We repeat the exercise for the Kerker-preconditioned dielectric operator:

λ_Kerker, X_Kerker = eigsolve(Pinv_Kerker ∘ epsilon,
                              randn(size(scfres_Al.ρ)), 3, :LM;
                              tol=1e-3, eager=true, verbosity=2)

mode_xy = mean(real.(X_Kerker[1]), dims=3)[:, :, 1, 1]  # Average along z axis
heatmap(mode_xy', c=:RdBu_11, aspect_ratio=1, grid=false,
        legend=false, clim=(-0.006, 0.006))
Example block output

Clearly the charge-sloshing mode is no longer dominating.

The largest eigenvalue is now

maximum(real.(λ_Kerker))
4.723580312349016

Since the smallest eigenvalue in this case remains of similar size (it is now around 0.8), this implies that the conditioning improves noticeably when KerkerMixing is used.

Note: Since LdosMixing requires solving a linear system at each application of $P^{-1}$, determining the eigenvalues of $P^{-1} \varepsilon^\dagger$ is slightly more expensive and thus not shown. The results are similar to KerkerMixing, however.
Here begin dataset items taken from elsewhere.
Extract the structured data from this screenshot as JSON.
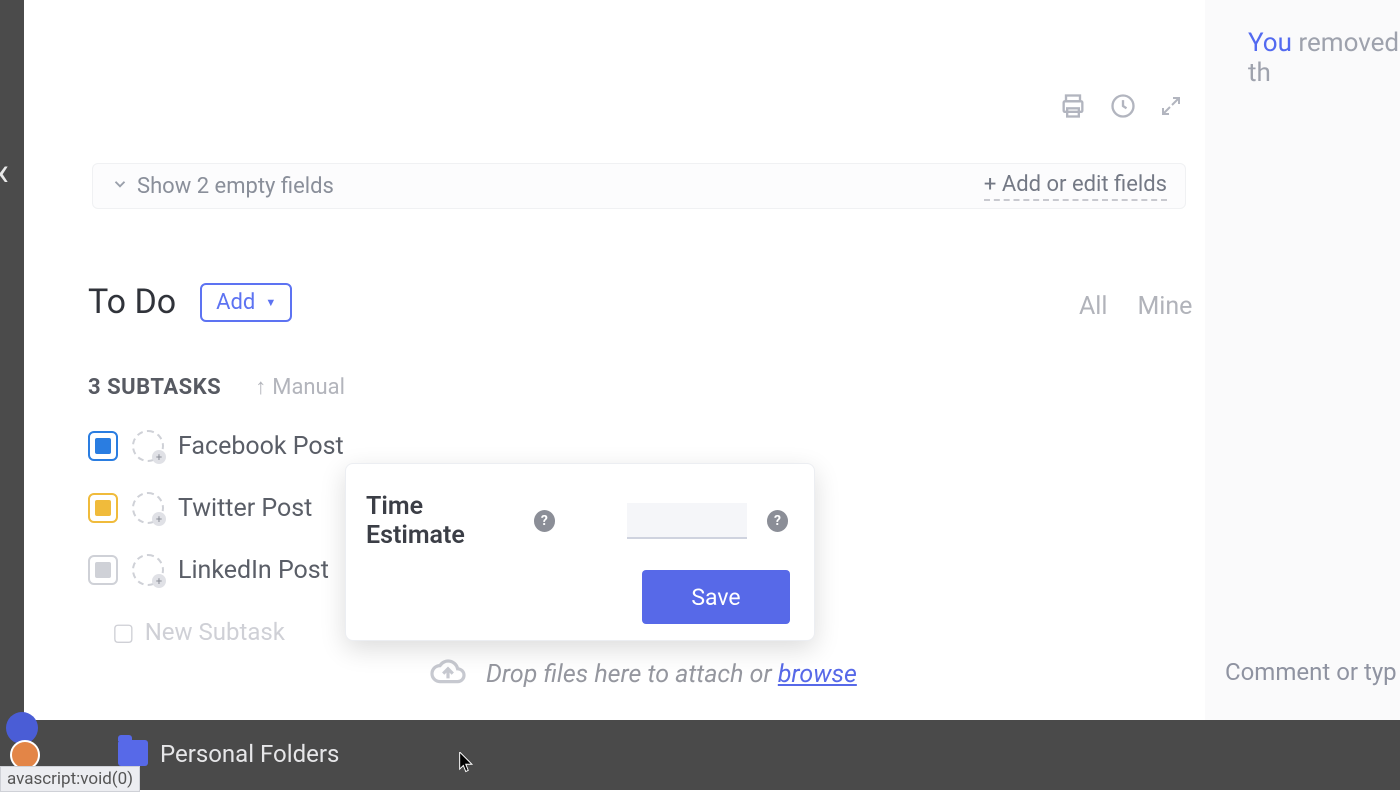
{
  "rightPanel": {
    "you": "You",
    "removed": "removed th",
    "commentPlaceholder": "Comment or typ"
  },
  "actions": {
    "print": "print-icon",
    "history": "history-icon",
    "expand": "expand-icon"
  },
  "fieldsBar": {
    "show": "Show 2 empty fields",
    "addEdit": "+ Add or edit fields"
  },
  "todo": {
    "title": "To Do",
    "addLabel": "Add",
    "filterAll": "All",
    "filterMine": "Mine"
  },
  "subtasksMeta": {
    "count": "3 SUBTASKS",
    "sort": "Manual"
  },
  "subtasks": [
    {
      "name": "Facebook Post",
      "color": "#2a7de1"
    },
    {
      "name": "Twitter Post",
      "color": "#f0bb3b"
    },
    {
      "name": "LinkedIn Post",
      "color": "#cfd1d7"
    }
  ],
  "newSubtask": "New Subtask",
  "popover": {
    "label": "Time Estimate",
    "save": "Save"
  },
  "dropzone": {
    "textA": "Drop files here to attach or ",
    "browse": "browse"
  },
  "bottomBar": {
    "folder": "Personal Folders"
  },
  "status": "avascript:void(0)"
}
We could repeat the exercise for an insulating system (e.g. a Helium chain). In this case you would notice that the condition number without mixing is actually smaller than the condition number with Kerker mixing. In other words employing Kerker mixing makes the convergence worse. A closer investigation of the eigenvalues shows that Kerker mixing reduces the smallest eigenvalue of the dielectric operator this time, while keeping the largest value unchanged. Overall the conditioning thus workens.

Takeaways:

  • For metals the conditioning of the dielectric matrix increases steeply with system size.
  • The Kerker preconditioner tames this and makes SCFs on large metallic systems feasible by keeping the condition number of order 1.
  • For insulating systems the best approach is to not use any mixing.
  • The ideal mixing strongly depends on the dielectric properties of system which is studied (metal versus insulator versus semiconductor).